The percentage of women’s teams led by female coaches declined from better than 90% in 1972 to 41% in 2020 among all three divisions. There were fewer women’s teams at that time and the study attributes the decline to more men coaching women’s teams, enough to outnumber women’s coaches by the late 1980s, with no corresponding increase of women coaching men’s programs.
These low women-coaching-women numbers don’t surprise Richard Lapchick, director of The Institute for Diversity and Ethics in Sport at Central Florida. TIDES annually compiles report cards examining diversity hiring for college sports and professional leagues, with its most recent report on FBS schools released in January.
“Without movement,” Lapchick told the AP. “It’s as baffling as any statistic we report on. Usually there’s some marginal improvement on some issues. And this one is barely budging.”
As for athletic directors, women have accounted for roughly 20% or less of ADs dating to 1980 after dropping “drastically” and 23.9% in 2020, according to the study.
The outlier among women in leadership roles has been conference commissioners, with women outpacing men in acquiring those positions in the past five years and accounting for 31% of those roles for 2019-20, according to the study.
Diversity concerns
The report also noted a lack of women of color in those leadership roles.
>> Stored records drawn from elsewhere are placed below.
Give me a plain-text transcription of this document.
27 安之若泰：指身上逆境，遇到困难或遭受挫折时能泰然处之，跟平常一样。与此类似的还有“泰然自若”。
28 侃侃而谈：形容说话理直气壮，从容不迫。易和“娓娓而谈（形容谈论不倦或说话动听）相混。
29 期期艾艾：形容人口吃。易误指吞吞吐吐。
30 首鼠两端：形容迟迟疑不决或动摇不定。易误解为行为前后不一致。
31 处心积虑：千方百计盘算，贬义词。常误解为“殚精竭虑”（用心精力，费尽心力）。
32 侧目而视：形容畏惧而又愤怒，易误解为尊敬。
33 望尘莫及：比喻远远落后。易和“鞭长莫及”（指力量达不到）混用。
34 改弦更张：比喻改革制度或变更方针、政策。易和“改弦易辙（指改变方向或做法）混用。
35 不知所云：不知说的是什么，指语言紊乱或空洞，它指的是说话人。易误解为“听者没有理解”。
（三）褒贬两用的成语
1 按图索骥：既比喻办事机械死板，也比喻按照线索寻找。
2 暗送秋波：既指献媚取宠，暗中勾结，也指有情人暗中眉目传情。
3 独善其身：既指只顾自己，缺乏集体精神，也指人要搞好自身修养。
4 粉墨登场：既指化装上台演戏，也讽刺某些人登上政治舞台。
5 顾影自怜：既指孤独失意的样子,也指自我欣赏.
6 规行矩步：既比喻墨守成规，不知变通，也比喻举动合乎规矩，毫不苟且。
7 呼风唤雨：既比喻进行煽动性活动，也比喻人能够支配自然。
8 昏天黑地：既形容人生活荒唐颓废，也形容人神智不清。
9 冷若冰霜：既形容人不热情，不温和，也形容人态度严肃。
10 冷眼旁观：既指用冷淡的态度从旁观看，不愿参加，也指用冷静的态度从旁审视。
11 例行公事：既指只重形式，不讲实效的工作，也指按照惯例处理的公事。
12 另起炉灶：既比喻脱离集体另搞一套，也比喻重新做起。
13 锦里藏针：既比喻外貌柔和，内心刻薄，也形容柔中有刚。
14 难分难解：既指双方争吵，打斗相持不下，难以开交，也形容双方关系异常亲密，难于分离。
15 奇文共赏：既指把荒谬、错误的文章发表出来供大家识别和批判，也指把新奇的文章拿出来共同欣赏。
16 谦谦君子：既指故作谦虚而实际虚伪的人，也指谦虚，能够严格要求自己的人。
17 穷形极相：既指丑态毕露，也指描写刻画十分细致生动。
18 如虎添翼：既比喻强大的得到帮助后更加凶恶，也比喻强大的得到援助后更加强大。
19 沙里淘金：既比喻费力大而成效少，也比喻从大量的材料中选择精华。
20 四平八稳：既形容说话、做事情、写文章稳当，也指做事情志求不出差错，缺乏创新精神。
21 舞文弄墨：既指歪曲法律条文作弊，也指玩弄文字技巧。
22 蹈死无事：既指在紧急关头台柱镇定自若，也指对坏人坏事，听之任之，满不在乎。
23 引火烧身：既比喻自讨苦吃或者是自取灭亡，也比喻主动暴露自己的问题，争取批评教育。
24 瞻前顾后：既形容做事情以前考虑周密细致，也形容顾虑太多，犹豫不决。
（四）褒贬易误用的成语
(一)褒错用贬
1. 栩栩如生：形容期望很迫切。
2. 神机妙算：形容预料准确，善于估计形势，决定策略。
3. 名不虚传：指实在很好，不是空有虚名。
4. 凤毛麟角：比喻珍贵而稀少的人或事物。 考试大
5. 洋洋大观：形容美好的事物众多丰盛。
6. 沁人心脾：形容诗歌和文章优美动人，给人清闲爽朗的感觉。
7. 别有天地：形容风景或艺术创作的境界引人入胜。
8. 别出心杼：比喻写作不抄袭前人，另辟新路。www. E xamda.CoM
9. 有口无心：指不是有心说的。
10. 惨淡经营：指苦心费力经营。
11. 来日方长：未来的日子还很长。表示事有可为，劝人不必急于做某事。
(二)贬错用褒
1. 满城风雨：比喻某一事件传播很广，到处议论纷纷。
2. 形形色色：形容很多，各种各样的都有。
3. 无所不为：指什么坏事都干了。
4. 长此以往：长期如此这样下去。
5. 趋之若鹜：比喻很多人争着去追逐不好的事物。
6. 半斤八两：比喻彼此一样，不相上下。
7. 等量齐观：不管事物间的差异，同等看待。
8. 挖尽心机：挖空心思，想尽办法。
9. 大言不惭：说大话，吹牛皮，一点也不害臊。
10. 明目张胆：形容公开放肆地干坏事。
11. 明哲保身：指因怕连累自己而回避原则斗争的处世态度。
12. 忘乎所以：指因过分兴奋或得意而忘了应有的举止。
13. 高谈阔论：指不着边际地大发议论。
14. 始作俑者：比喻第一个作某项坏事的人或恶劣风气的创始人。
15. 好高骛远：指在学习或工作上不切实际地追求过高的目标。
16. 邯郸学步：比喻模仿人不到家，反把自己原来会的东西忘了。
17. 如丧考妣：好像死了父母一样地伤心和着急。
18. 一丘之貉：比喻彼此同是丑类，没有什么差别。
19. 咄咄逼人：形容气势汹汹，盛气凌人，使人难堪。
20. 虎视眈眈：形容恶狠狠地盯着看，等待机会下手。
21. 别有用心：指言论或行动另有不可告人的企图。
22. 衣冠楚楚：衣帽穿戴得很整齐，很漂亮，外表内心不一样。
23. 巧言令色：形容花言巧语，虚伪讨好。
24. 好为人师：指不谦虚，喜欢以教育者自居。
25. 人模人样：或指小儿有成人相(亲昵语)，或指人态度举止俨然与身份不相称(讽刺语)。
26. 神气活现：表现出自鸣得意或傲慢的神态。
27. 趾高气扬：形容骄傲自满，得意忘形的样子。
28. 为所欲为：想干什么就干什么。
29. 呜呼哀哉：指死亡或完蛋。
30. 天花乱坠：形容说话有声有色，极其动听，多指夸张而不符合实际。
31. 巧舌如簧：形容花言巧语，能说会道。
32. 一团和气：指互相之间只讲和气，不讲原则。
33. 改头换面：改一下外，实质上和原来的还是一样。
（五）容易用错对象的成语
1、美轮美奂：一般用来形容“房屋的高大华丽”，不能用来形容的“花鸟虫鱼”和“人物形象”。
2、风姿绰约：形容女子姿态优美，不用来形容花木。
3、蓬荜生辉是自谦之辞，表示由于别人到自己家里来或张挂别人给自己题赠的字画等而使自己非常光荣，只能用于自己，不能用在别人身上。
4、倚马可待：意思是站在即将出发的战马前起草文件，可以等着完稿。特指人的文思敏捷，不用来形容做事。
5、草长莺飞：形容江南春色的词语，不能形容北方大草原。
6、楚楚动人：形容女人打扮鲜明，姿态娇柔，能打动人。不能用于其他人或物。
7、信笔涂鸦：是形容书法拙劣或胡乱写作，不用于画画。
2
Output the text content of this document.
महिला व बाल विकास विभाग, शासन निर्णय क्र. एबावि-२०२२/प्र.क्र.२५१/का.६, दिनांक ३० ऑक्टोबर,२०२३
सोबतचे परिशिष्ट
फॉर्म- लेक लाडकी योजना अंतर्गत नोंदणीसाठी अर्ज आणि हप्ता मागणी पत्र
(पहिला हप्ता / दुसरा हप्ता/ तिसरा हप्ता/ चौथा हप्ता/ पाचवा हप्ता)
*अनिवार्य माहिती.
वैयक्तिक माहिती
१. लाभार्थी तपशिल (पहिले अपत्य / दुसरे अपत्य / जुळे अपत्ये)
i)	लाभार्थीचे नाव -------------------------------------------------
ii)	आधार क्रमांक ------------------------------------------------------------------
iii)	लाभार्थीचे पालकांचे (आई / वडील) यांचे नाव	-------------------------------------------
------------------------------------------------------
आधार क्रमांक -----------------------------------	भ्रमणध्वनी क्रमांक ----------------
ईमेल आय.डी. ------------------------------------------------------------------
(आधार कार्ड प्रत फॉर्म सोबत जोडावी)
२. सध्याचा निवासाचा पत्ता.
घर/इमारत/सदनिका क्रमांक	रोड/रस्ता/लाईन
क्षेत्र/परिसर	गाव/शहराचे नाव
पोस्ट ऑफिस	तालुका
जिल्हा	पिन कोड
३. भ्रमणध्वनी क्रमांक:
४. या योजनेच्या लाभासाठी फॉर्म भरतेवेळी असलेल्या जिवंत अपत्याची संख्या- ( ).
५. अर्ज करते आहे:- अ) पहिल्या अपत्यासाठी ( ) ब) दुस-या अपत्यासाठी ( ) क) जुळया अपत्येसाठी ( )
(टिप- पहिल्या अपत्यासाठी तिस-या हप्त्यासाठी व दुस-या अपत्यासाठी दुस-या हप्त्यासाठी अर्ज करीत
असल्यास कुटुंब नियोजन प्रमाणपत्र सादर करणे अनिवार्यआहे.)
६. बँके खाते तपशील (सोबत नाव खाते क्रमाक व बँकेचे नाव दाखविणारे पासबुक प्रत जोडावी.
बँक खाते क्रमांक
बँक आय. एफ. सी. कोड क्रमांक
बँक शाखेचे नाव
The report found that roughly 16% of women working as head coaches of women’s teams and 16% of female athletics directors across all divisions were minorities in 2019-20. Those percentages have increased “slightly” from five years ago.
High school dropoffs
Going back to high-school athletics, the report found that girls participation numbers have yet to reach that of boys in the 1971-72 school year leading to the law’s implementation.
At the time, participation opportunities for boys measured at nearly 3.7 million, more than 264,000 higher than girls had as recently as 2019.
“I think it’s a reminder that for those who say, ‘Girls and women can play any sport they want, it’s 50 years after Title IX,’ the college data and the high school data shows there’s still pretty big participation gaps,” Wilson said. “And I don’t think it’s that they don’t want to play. I think we’ve got to think more about: what are the barriers to that access?”